I Was an AI Skeptic. Here's What Changed My Mind.
I'll be honest — I didn't get the AI hype for the longest time.
I had a paid ChatGPT subscription and barely used it. I'd ask a question, get an answer, close the tab. A slightly fancier search engine. After a couple months of that, I cancelled it. I wasn't getting enough out of it to justify paying.
Being the homelab person I am, I self-hosted OpenWebUI — figured if I was going to use AI at all, I'd rather keep it local and private. Same story though. I'd poke at it occasionally, but I still couldn't find a real use case that stuck.
What changed everything was context.
I run a homelab — a couple of machines at home running self-hosted services, media automation, Docker containers, the whole deal. When I started using Claude Code and it was sitting right there in my terminal with access to my actual code, my conventions, my project structure — that's when things got interesting.
Tweaks I'd always wanted to make but never had the time for became possible. I wasn't starting from scratch anymore. I had a blueprint. My job became reviewing, testing, and tweaking instead of writing everything line by line.
The first real "okay, this is different" moment was when I forked an open source project called Booklore. It's a self-hosted book management tool, and there were bugs that had been bothering me for months — syncing to Hardcover wasn't working properly, ratings weren't pushing through, and there were security vulnerabilities sitting there untouched. The original maintainer just wasn't focused on fixing them.
Without Claude Code, I never would have attempted it. Looking at someone else's unfamiliar codebase with my schedule? That's a months-long project I'd never start. It became a weekend project.
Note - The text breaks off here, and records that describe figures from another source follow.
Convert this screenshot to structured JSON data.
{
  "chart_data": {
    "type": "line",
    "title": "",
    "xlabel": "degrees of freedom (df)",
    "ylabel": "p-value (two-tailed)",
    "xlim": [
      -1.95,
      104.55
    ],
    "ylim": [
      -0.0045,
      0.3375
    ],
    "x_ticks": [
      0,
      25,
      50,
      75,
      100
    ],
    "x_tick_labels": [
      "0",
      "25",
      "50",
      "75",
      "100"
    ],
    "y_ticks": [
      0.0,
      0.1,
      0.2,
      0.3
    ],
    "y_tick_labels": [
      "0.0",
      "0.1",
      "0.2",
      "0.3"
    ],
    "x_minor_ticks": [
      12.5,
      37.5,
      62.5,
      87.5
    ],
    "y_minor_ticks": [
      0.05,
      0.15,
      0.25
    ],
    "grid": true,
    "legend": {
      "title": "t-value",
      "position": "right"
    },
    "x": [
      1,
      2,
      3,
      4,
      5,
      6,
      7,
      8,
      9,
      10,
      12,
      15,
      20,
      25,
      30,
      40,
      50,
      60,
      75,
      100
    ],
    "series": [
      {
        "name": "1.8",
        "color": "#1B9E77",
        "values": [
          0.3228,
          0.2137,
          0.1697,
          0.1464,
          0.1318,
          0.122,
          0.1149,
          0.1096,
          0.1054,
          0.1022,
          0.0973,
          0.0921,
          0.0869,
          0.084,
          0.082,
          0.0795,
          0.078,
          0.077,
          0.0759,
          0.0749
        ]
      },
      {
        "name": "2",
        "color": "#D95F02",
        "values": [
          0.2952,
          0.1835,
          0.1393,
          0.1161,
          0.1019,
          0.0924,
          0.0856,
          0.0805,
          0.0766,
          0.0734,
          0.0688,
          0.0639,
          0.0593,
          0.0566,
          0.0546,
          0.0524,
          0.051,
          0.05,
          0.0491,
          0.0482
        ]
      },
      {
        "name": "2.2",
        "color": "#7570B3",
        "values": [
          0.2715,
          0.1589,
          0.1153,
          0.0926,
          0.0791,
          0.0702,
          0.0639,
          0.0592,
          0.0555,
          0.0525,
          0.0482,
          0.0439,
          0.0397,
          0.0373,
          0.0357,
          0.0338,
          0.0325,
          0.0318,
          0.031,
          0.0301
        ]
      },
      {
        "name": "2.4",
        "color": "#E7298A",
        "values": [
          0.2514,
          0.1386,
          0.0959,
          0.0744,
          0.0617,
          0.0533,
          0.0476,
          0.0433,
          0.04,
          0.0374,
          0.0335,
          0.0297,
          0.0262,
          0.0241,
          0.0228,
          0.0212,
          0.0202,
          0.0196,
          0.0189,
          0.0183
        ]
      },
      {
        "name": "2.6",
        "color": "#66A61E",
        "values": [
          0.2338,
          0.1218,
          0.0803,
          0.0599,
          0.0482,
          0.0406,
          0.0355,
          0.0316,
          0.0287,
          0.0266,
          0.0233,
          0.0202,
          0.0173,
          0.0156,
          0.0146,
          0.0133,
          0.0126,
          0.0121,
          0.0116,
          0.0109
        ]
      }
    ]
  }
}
I fixed the sync, got ratings and shelf management working properly, patched the security issues. It all just works now.
But the thing that really sold me wasn't even the code stuff — it was Claude's Projects feature.
You can create separate projects, each with their own context and instructions. So I have one for my homelab where it knows my entire setup. I have another for health and fitness where I uploaded my workout history, my nutrition logs, and my goals.
That fitness project is where it clicked on a completely different level. It looked at my data and found a pattern I couldn't see myself — I have a tendency to go all in too hard, too fast, then completely burn out for weeks, negating any progress I'd made. Through conversation, it figured out that I wasn't getting enough fiber, which was throwing off my hunger cues and leading to binge eating. For workouts, it looked at my calendar and found realistic time slots instead of an ambitious schedule I'd never stick to.
Now it gives me a meal prep schedule that works around my actual life — I told it I don't like cooking big meals in the middle of the week and I need variety or I get bored. When I'm at the grocery store, I take a picture of a product and it tells me whether it fits my goals or if I should put it back.
Then I went deeper. I built an MCP server — basically a way for Claude to talk directly to my self-hosted services through chat, even when I'm not at my terminal. I connected it to my media tracking, my reading lists, my audiobook library, my homelab.
Now I can ask what I should watch next and the recommendations actually feel personal because it knows what I've already seen and what I'm into. I can ask about a book I'm reading and it won't spoil anything because it knows exactly where I am in it. I can add something to my watchlist just by asking. I can ask questions about my homelab setup without pulling up a terminal. It all just works through a conversation.
And the thing is, it doesn't stop. Every time I think I have a full picture of what's possible, a new use case pops up. I don't sit on ideas anymore wondering if something is feasible and then never doing anything about it. I just try it. It's scratched an itch in me that I think every engineer has — that urge to experiment and build, but without the barrier of needing weeks of free time to pull it off.
I went from cancelling my ChatGPT subscription to building Claude into nearly every part of my workflow. And I don't think I'm done finding uses for it yet.